Interleukin 4 (IL-4) is a pleiotropic cytokine produced primarily by activated T lymphocytes, mast cells and basophils (1-3).

The cDNA sequence of rat IL-4 predicts a 147 amino acid (aa) residue precursor protein containing a 24 aa residue signal peptide that is cleaved to generate the 123 aa residue mature protein containing four potential N-linked glycosylation sites and seven cysteine residues (4-6). Mature rat IL-4 shares 60% and 44% amino acid sequence similarity with mouse and human IL-4, respectively (5,6).

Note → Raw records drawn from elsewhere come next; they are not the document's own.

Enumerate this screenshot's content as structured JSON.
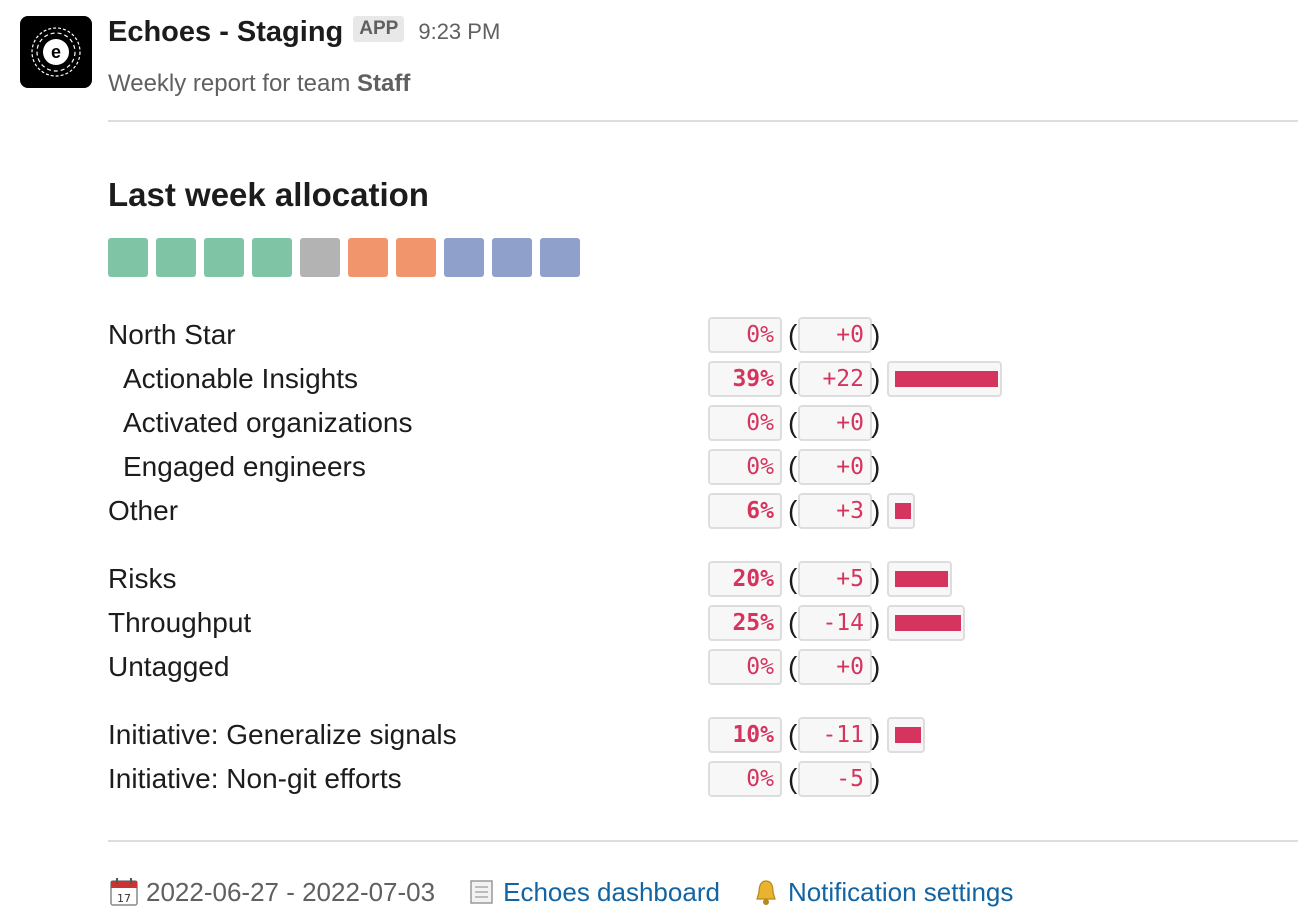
{
  "header": {
    "app_name": "Echoes - Staging",
    "badge": "APP",
    "time": "9:23 PM",
    "subtitle_prefix": "Weekly report for team ",
    "team": "Staff"
  },
  "section_title": "Last week allocation",
  "allocation_squares": [
    {
      "color": "#80c4a6"
    },
    {
      "color": "#80c4a6"
    },
    {
      "color": "#80c4a6"
    },
    {
      "color": "#80c4a6"
    },
    {
      "color": "#b3b3b3"
    },
    {
      "color": "#f0956c"
    },
    {
      "color": "#f0956c"
    },
    {
      "color": "#8fa1cb"
    },
    {
      "color": "#8fa1cb"
    },
    {
      "color": "#8fa1cb"
    }
  ],
  "rows": [
    {
      "label": "North Star",
      "percent": "0%",
      "delta": "+0",
      "value": 0
    },
    {
      "label": "Actionable Insights",
      "percent": "39%",
      "delta": "+22",
      "value": 39
    },
    {
      "label": "Activated organizations",
      "percent": "0%",
      "delta": "+0",
      "value": 0
    },
    {
      "label": "Engaged engineers",
      "percent": "0%",
      "delta": "+0",
      "value": 0
    },
    {
      "label": "Other",
      "percent": "6%",
      "delta": "+3",
      "value": 6
    },
    {
      "label": "Risks",
      "percent": "20%",
      "delta": "+5",
      "value": 20
    },
    {
      "label": "Throughput",
      "percent": "25%",
      "delta": "-14",
      "value": 25
    },
    {
      "label": "Untagged",
      "percent": "0%",
      "delta": "+0",
      "value": 0
    },
    {
      "label": "Initiative: Generalize signals",
      "percent": "10%",
      "delta": "-11",
      "value": 10
    },
    {
      "label": "Initiative: Non-git efforts",
      "percent": "0%",
      "delta": "-5",
      "value": 0
    }
  ],
  "footer": {
    "date_range": "2022-06-27 - 2022-07-03",
    "dashboard_link": "Echoes dashboard",
    "settings_link": "Notification settings",
    "icons": [
      "calendar-icon",
      "scroll-icon",
      "bell-icon"
    ]
  },
  "colors": {
    "accent": "#d5345e",
    "link": "#1264a3"
  }
}
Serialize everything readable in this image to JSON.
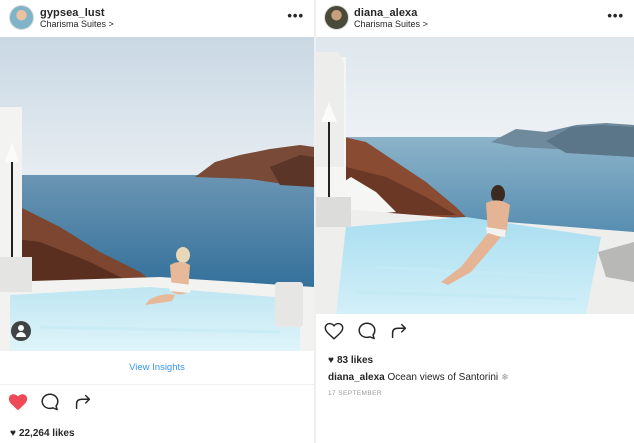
{
  "left_post": {
    "username": "gypsea_lust",
    "location": "Charisma Suites",
    "location_chevron": ">",
    "more": "•••",
    "insights_label": "View Insights",
    "likes": "22,264 likes",
    "liked": true,
    "like_color": "#ed4956"
  },
  "right_post": {
    "username": "diana_alexa",
    "location": "Charisma Suites",
    "location_chevron": ">",
    "more": "•••",
    "likes": "83 likes",
    "caption_user": "diana_alexa",
    "caption_text": "Ocean views of Santorini",
    "caption_emoji": "❄",
    "date": "17 SEPTEMBER"
  },
  "colors": {
    "link_blue": "#3897f0",
    "text": "#262626",
    "muted": "#999999"
  },
  "icons": [
    "heart-icon",
    "comment-icon",
    "share-icon",
    "user-tag-icon",
    "more-options-icon"
  ]
}
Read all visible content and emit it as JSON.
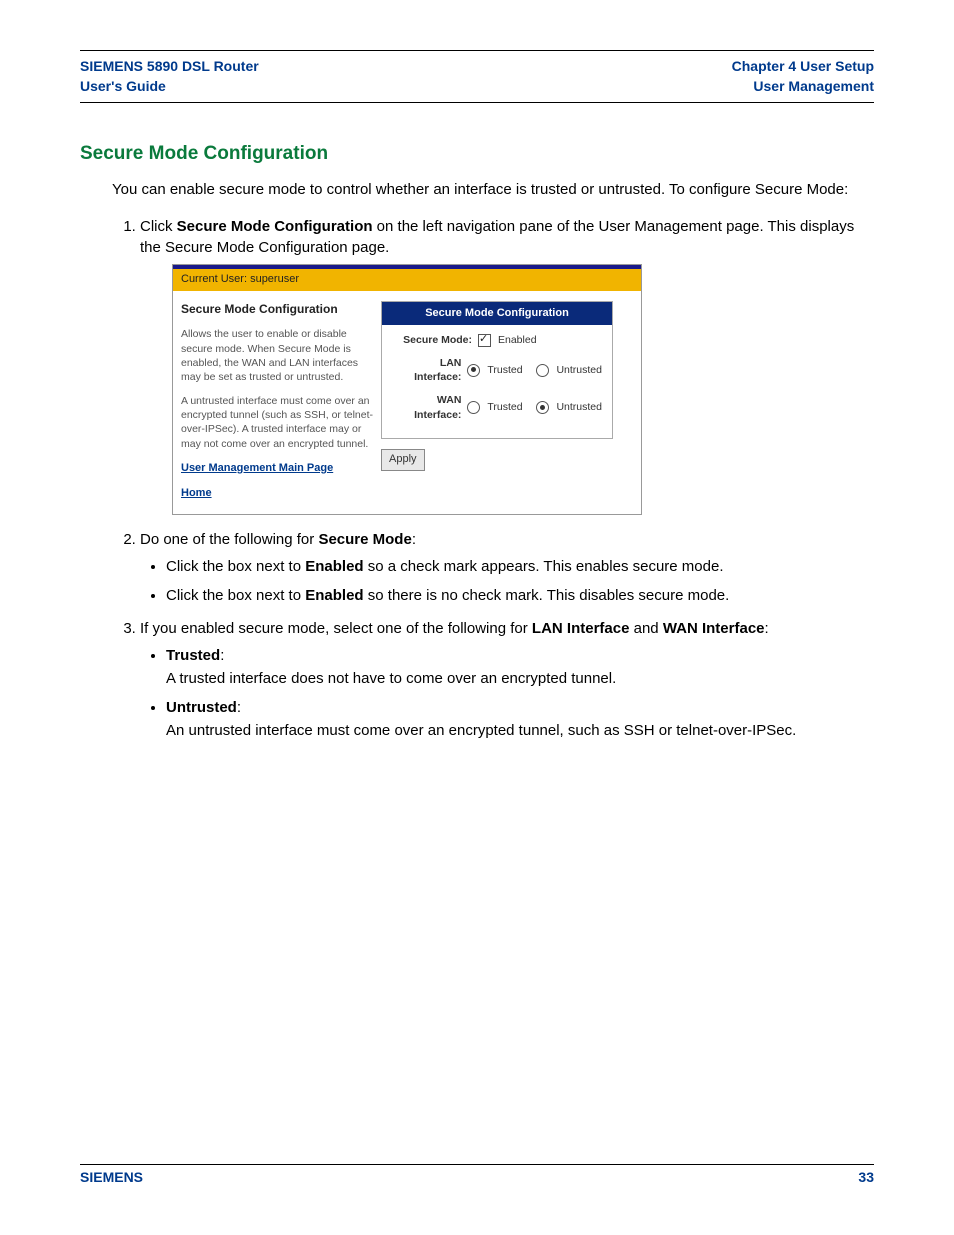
{
  "header": {
    "left1": "SIEMENS 5890 DSL Router",
    "left2": "User's Guide",
    "right1": "Chapter 4  User Setup",
    "right2": "User Management"
  },
  "title": "Secure Mode Configuration",
  "intro": "You can enable secure mode to control whether an interface is trusted or untrusted. To configure Secure Mode:",
  "step1_a": "Click ",
  "step1_b": "Secure Mode Configuration",
  "step1_c": " on the left navigation pane of the User Management page. This displays the Secure Mode Configuration page.",
  "shot": {
    "goldbar": "Current User: superuser",
    "left_title": "Secure Mode Configuration",
    "left_p1": "Allows the user to enable or disable secure mode. When Secure Mode is enabled, the WAN and LAN interfaces may be set as trusted or untrusted.",
    "left_p2": "A untrusted interface must come over an encrypted tunnel (such as SSH, or telnet-over-IPSec). A trusted interface may or may not come over an encrypted tunnel.",
    "link1": "User Management Main Page",
    "link2": "Home",
    "panel_title": "Secure Mode Configuration",
    "row1_lbl": "Secure Mode:",
    "row1_opt": "Enabled",
    "row2_lbl": "LAN Interface:",
    "row3_lbl": "WAN Interface:",
    "opt_trusted": "Trusted",
    "opt_untrusted": "Untrusted",
    "apply": "Apply"
  },
  "step2_a": "Do one of the following for ",
  "step2_b": "Secure Mode",
  "step2_c": ":",
  "step2_bullet1_a": "Click the box next to ",
  "step2_bullet1_b": "Enabled",
  "step2_bullet1_c": " so a check mark appears. This enables secure mode.",
  "step2_bullet2_a": "Click the box next to ",
  "step2_bullet2_b": "Enabled",
  "step2_bullet2_c": " so there is no check mark. This disables secure mode.",
  "step3_a": "If you enabled secure mode, select one of the following for ",
  "step3_b": "LAN Interface",
  "step3_c": " and ",
  "step3_d": "WAN Interface",
  "step3_e": ":",
  "step3_trusted_h": "Trusted",
  "step3_trusted_t": "A trusted interface does not have to come over an encrypted tunnel.",
  "step3_untrusted_h": "Untrusted",
  "step3_untrusted_t": "An untrusted interface must come over an encrypted tunnel, such as SSH or telnet-over-IPSec.",
  "footer": {
    "left": "SIEMENS",
    "right": "33"
  }
}
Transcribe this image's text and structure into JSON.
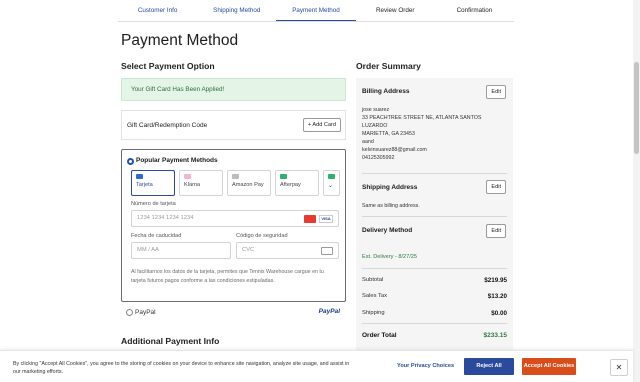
{
  "steps": [
    "Customer Info",
    "Shipping Method",
    "Payment Method",
    "Review Order",
    "Confirmation"
  ],
  "page_title": "Payment Method",
  "select_payment_title": "Select Payment Option",
  "gift_applied": "Your Gift Card Has Been Applied!",
  "gift_row": {
    "label": "Gift Card/Redemption Code",
    "button": "+ Add Card"
  },
  "popular": {
    "title": "Popular Payment Methods",
    "methods": [
      {
        "label": "Tarjeta",
        "icon": "card-icon",
        "color": "#2b6cd4"
      },
      {
        "label": "Klarna",
        "icon": "klarna-icon",
        "color": "#f4b6c7"
      },
      {
        "label": "Amazon Pay",
        "icon": "amazon-icon",
        "color": "#bdbdbd"
      },
      {
        "label": "Afterpay",
        "icon": "afterpay-icon",
        "color": "#2db36f"
      },
      {
        "label": "",
        "icon": "more-icon",
        "color": "#2db36f"
      }
    ],
    "card_number_label": "Número de tarjeta",
    "card_number_placeholder": "1234 1234 1234 1234",
    "expiry_label": "Fecha de caducidad",
    "expiry_placeholder": "MM / AA",
    "cvc_label": "Código de seguridad",
    "cvc_placeholder": "CVC",
    "legal": "Al facilitarnos los datos de la tarjeta, permites que Tennis Warehouse cargue en tu tarjeta futuros pagos conforme a las condiciones estipuladas."
  },
  "paypal": {
    "label": "PayPal",
    "logo": "PayPal"
  },
  "additional_title": "Additional Payment Info",
  "summary": {
    "title": "Order Summary",
    "billing_title": "Billing Address",
    "billing_lines": [
      "jose suarez",
      "33 PEACHTREE STREET NE, ATLANTA SANTOS",
      "LUZARDO",
      "MARIETTA, GA 23453",
      "aand",
      "kelvinsuarez88@gmail.com",
      "04125305992"
    ],
    "shipping_title": "Shipping Address",
    "shipping_text": "Same as billing address.",
    "delivery_title": "Delivery Method",
    "delivery_text": "Est. Delivery - 8/27/25",
    "edit_label": "Edit",
    "subtotal_label": "Subtotal",
    "subtotal": "$219.95",
    "tax_label": "Sales Tax",
    "tax": "$13.20",
    "shipping_label": "Shipping",
    "shipping": "$0.00",
    "total_label": "Order Total",
    "total": "$233.15"
  },
  "cookie": {
    "text": "By clicking \"Accept All Cookies\", you agree to the storing of cookies on your device to enhance site navigation, analyze site usage, and assist in our marketing efforts.",
    "privacy": "Your Privacy Choices",
    "reject": "Reject All",
    "accept": "Accept All Cookies",
    "close": "✕"
  }
}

IL-4 has multiple immune response-modulating activities on a variety of cell types. It is an important regulator of isotype switching, inducing IgE production in B lymphocytes. It is an important modulator of the differentiation of precursor T helper cells to the Th2 subset that mediates humoral immunity and modulates antibody production. In addition, IL-4 has also been shown to have anti-tumor activity both in vivo and in vitro (1-3).

The biological effects of IL-4 are mediated by specific cell surface receptor complexes. Although IL-4 R does not bind IL-13 directly, it has been shown to complex with the low-affinity IL-13 R to form the functional high-affinity receptor complex for IL-13 (7, 8). In addition to the membrane-bound form of IL-4 R, a naturally occurring soluble form of IL-4 R has been identified in human and mouse biological fluids and in mouse cell culture supernates (9-11). Soluble IL-4 R has been to shown to bind IL-4 with high affinity in solution.